Well, after being so damn proud of myself for finally wearing my favorite jeans ever, I have done nothing but pig out.

For example:

- Ate around the clock whilst at my parents for Easter: Huge breakfast. Chocolate (which I gave up for Lent, so I've been trying to resist the urge to binge on the several Cadbury Creme eggs in my cupboard and freezer). Snacks a plenty, namely chips and dip. Dinner consisted of a crab appetizer, a salad and Mom's eggplant parm and minesta, which I actually had to push away half eaten because I was starting to feel sick - but not enough that I couldn't have a slice of the chocolate cake that followed. WTF?
(I get an A for effort because it really was just a small piece, right?)

- Yesterday, got up nice and early and banged out 20 hardcore minutes on the Air Climber and decided to start tracking my food again a la Weight Watchers to get back in the swing of things. Did well all day, until ...

- 10 ranch wings from Andy Gavin's which we as exquisite as you might expect. Plus a mozzarella stick sampler (regular, pizza and buffalo), an ice cold beer and

- A s'mores gelati from Rita's, which was nothing more than marshmallow ice dotted with chocolate chips. Mmm. Can only imagine how many points it was.

Feel even more disgusting than I already did now that all of yesterday's food is right there in black and white.
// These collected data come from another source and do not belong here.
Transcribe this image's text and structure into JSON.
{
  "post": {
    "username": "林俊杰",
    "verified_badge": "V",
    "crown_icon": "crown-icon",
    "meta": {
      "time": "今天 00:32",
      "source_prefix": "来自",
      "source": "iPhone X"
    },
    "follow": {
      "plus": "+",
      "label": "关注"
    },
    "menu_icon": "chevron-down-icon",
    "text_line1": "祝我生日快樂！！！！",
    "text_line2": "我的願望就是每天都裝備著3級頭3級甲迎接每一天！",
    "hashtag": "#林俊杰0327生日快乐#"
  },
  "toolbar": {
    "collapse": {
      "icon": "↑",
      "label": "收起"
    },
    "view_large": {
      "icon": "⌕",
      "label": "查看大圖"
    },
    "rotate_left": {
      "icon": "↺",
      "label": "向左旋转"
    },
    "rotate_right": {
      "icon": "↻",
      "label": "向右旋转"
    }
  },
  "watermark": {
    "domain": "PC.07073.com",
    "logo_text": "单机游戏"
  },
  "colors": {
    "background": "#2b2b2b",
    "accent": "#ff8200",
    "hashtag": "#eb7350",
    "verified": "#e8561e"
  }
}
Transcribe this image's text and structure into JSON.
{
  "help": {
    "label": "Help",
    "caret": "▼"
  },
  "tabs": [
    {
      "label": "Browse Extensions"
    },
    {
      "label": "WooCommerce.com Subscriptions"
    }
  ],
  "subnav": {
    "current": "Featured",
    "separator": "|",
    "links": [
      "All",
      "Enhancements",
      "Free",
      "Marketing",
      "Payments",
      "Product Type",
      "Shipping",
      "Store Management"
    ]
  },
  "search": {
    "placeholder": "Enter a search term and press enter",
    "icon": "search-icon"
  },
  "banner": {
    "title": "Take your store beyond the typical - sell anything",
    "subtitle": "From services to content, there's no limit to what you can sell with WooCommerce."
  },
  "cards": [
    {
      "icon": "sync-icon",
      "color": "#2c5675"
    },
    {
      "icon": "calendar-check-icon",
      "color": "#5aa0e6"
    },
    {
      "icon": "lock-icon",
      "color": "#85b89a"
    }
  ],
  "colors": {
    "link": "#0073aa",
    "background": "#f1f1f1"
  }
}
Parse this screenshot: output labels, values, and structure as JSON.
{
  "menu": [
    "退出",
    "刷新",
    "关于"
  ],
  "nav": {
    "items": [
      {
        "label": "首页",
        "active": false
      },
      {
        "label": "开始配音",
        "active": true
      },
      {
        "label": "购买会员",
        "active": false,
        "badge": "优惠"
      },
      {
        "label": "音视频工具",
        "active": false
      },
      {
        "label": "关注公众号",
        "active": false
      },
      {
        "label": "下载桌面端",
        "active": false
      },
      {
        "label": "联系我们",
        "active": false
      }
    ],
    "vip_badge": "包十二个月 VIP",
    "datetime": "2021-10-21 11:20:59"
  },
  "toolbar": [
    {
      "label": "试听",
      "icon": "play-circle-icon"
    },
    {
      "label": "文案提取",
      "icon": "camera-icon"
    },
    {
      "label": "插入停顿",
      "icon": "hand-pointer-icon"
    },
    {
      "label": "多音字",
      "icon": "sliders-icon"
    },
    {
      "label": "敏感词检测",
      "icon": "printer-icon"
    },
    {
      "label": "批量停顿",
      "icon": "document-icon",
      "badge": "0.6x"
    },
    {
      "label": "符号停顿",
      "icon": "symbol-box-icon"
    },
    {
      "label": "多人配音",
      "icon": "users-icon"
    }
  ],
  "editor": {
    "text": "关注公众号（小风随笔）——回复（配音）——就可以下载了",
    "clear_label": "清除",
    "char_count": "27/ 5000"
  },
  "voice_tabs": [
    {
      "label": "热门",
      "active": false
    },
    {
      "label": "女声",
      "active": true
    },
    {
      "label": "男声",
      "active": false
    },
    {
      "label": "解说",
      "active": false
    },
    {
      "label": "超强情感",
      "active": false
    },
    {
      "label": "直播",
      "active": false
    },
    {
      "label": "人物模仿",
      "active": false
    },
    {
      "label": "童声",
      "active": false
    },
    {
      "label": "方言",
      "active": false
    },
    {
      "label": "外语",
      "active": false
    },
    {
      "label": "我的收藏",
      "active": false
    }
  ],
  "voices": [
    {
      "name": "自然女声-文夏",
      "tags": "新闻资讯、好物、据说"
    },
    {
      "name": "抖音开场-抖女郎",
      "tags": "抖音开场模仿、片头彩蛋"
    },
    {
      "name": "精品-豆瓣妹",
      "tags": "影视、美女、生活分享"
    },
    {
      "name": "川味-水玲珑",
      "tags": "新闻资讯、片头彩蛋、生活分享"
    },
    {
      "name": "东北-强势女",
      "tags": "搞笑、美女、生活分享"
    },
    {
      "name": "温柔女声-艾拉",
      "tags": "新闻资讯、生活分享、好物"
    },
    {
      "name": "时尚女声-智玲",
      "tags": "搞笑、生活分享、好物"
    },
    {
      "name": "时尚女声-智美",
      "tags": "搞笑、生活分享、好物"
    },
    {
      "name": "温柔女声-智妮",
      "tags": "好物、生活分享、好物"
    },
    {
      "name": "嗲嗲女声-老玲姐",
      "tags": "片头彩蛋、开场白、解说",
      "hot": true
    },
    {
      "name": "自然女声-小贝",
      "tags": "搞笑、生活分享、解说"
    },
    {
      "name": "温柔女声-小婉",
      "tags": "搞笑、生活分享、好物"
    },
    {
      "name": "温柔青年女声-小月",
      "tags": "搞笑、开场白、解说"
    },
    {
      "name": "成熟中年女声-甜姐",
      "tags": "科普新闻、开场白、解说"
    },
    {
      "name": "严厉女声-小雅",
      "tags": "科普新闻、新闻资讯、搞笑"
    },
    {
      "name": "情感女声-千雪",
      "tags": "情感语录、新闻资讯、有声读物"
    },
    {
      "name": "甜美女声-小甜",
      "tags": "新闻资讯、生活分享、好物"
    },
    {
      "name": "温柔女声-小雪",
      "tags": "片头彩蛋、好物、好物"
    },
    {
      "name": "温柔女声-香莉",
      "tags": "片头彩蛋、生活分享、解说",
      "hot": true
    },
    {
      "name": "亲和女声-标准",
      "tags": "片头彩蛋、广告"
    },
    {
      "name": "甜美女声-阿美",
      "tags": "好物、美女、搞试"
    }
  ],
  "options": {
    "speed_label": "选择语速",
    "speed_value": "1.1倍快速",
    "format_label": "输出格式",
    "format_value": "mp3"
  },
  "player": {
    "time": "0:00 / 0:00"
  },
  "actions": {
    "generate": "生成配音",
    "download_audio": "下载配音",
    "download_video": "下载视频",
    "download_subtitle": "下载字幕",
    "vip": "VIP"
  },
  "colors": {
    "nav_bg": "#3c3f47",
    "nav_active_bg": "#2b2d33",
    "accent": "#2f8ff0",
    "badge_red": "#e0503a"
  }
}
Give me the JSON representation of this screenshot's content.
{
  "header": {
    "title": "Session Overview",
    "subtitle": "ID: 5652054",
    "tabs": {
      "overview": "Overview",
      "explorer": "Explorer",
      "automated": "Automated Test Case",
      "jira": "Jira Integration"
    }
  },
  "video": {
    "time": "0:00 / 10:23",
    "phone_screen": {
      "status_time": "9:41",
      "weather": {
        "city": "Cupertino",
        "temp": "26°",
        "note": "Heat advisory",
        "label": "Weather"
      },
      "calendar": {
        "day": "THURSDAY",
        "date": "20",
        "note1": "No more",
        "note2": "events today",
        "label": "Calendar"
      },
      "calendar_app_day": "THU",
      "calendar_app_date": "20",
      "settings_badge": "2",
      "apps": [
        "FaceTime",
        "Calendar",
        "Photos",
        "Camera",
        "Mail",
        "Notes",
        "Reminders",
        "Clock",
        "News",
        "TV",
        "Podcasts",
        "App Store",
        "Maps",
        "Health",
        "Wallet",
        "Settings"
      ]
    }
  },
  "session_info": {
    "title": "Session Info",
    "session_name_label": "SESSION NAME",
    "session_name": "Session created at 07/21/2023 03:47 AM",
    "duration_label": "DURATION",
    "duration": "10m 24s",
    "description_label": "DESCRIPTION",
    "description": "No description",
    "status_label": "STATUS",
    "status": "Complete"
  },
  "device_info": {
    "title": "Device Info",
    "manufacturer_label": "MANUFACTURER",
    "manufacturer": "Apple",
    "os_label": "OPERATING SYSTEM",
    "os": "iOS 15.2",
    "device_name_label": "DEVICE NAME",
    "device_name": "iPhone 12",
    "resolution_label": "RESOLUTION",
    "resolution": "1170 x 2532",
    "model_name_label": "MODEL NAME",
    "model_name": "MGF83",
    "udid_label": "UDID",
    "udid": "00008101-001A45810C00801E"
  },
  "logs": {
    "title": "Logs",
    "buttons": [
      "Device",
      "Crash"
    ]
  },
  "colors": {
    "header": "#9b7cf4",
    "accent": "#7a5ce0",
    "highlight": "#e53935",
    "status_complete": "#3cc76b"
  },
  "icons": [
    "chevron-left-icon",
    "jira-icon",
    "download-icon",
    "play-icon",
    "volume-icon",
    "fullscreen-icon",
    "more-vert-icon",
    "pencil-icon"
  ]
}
Think I'll refrain from continuing with today's food list.
It's just so hard for me to be strong when I feel the slightest big stressed or tired or dreary because it's ugly out.

Am determined to get right back track and do the Air Climber tomorrow morning and, damn you, before dinner.
I vow to track.
I vow to be strong.
I vow to be better to myself.

I've come too far to just go hog wild, for lack of a better term.
Help me - How do you push through the temptations?